The Observations tree is hive-partitioned by `event_class`, so a wildcard against one partition is a pruned scan — DuckDB only touches files under that path. Each file carries `instance_id`, `well_id`, `well_kind` as constant columns, so consumers can filter by Well or provenance without joining the catalog:

```sql
SELECT instance_id, well_id, "timestamp", "P-PDG", "T-PDG", class
FROM 'https://dev-petrodb.ocortez.com/petrobras_3w/observations/event_class=8/*.parquet'
WHERE well_kind = 'real'
ORDER BY instance_id, "timestamp";
```

### Fetch one specific Instance by `source_url`

Each row of `instances.parquet` carries the published URL of its Observations file. Round-trip the catalog and the time-series in two queries:

```sql
-- 1. find the URL
SELECT source_url
FROM 'https://dev-petrodb.ocortez.com/petrobras_3w/instances.parquet'
WHERE instance_id = 'WELL-00019_20120601165020';

-- 2. read the Observations
SELECT * FROM 'https://dev-petrodb.ocortez.com/petrobras_3w/observations/event_class=8/WELL-00019_20120601165020.parquet';
```

### Enumerate every Observations file (`_files.json`)

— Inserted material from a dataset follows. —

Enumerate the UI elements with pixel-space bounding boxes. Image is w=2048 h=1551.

A JSON-array manifest at `observations/_files.json` lists every published file's path relative to the partition root, in catalog order. Useful for consumers that prefer enumeration over wildcard scans (e.g. ML training loops that iterate Instances one at a time).

## License

Upstream data is released under [Creative Commons Attribution 4.0](https://creativecommons.org/licenses/by/4.0/). See `LICENSE-3W-DATA.md` in this directory for the attribution text.

## Full schema

See `schema.md` (human-readable, with the 27-sensor glossary), `schema.json` (programmatic), and `schema.sql` (DDL to reproduce the structure locally).